Prospective purchasers are advised that several countries prohibit the importation of property containing materials from endangered species, including but not limited to coral, ivory and tortoiseshell. Accordingly, prospective purchasers should familiarize themselves with relevant customs regulations prior to bidding if they intend to import this lot into another country.
For the ancient Punuk Eskimos of St. Lawrence Island, Alaska, (600-1100 AD), life revolved around the hunting of the abundant sea mammal population in the Bering Sea. A combination of physical and spiritual means were addressed in order to ensure success in the hunt, and thus the continued survival of the village. Both of these aspects are strongly evident in these snow goggles.
The harsh arctic climate presented some unique impediments to the Eskimo hunter. The high latitude left the sun low on the horizon through much of the year, and the resulting glare was compounded by the highly reflective snow or water that covered the area. Without protection, a hunters eyes were left vulnerable to a painful and often serious condition known as snow blindness, similar to a sunburn. Ivory or wood snow goggles alleviated this effect by allowing the wearer to peer through narrow openings, while shading him from the excessive glare. Additionally, they afforded protection from wind, sleet, etc. while travelling.
Throughout history, Eskimo cultures have believed that all things in the physical world are imbued with a living spirit, or inua. In order to gain favor with the inua of his prey, a hunter would observe numerous taboos, and strive to use only the most beautiful, finely prepared hunting gear. Thus, much of the finest art of the Prehistoric Eskimo is that which is applied to hunting equipment.

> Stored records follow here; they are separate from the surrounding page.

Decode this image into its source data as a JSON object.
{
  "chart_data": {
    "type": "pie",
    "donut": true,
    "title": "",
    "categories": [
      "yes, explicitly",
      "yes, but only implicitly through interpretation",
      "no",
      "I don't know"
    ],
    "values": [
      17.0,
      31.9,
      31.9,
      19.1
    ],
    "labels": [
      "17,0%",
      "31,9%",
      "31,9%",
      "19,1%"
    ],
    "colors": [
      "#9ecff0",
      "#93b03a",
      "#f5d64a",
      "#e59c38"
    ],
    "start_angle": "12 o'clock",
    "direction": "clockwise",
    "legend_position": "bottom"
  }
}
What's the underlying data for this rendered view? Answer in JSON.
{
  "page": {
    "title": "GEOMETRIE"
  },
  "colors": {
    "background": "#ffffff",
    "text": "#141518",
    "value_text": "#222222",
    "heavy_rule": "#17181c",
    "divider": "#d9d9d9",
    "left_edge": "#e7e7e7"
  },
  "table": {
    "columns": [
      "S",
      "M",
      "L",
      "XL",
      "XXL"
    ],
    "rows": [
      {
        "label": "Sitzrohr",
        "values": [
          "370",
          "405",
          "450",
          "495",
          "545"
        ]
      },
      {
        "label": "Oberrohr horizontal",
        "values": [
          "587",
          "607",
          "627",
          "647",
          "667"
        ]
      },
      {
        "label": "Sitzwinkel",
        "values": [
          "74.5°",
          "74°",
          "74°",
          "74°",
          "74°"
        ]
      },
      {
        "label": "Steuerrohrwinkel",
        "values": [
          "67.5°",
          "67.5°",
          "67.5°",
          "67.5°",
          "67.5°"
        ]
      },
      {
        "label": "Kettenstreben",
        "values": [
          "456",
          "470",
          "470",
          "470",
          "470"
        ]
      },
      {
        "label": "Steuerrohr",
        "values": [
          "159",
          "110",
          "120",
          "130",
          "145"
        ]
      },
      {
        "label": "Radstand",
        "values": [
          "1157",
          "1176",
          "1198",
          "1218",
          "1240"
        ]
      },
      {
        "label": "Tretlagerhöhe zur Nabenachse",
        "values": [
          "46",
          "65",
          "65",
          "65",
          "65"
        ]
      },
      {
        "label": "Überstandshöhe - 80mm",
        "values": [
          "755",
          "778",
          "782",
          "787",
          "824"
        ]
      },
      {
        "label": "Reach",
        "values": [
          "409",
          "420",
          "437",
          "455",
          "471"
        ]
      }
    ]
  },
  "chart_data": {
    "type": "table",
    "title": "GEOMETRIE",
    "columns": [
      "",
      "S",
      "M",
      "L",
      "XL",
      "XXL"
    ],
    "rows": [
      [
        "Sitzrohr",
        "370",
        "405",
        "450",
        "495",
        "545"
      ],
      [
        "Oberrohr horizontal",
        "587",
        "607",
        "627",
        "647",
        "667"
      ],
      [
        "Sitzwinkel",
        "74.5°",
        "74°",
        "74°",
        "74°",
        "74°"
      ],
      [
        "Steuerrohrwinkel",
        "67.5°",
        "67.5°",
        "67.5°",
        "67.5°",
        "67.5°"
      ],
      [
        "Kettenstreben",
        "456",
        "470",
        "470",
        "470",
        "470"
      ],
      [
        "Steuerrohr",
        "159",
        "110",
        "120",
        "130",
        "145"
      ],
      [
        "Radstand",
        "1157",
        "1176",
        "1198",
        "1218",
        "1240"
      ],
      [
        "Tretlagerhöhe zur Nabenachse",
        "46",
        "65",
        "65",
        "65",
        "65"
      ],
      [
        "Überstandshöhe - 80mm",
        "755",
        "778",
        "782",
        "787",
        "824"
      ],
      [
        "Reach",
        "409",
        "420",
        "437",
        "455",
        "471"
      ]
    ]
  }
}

In this artifact, an ingenious utilitarian object is elevated to the level of a work of fine art.
Not only have these goggles been exquisitely sculpted to fit the contours of the hunters face, but the artist has also gone to great lengths to embellish them with a beautifully engraved design. Here, he has boldly departed from the usual rigid symmetry and mechanical qualities common to most Punuk art, and instead has opted for a uniquely individual, asymmetrical design. His composition of flowing arcs, punctuated by drilled dots, references the organic rhythm of the earlier Old Bering Sea style, but renders it within the bounds of the newer, bolder simplicity of the Early Punuk style. The economy of line strengthens the impact of the image.
This piece captures two major forces in the Punuk Eskimo conception of the world. It is both a spiritual and a technical tour-de-force, executed in honor of the animals that offered their lives and allowed for the continued survival of the Eskimo people.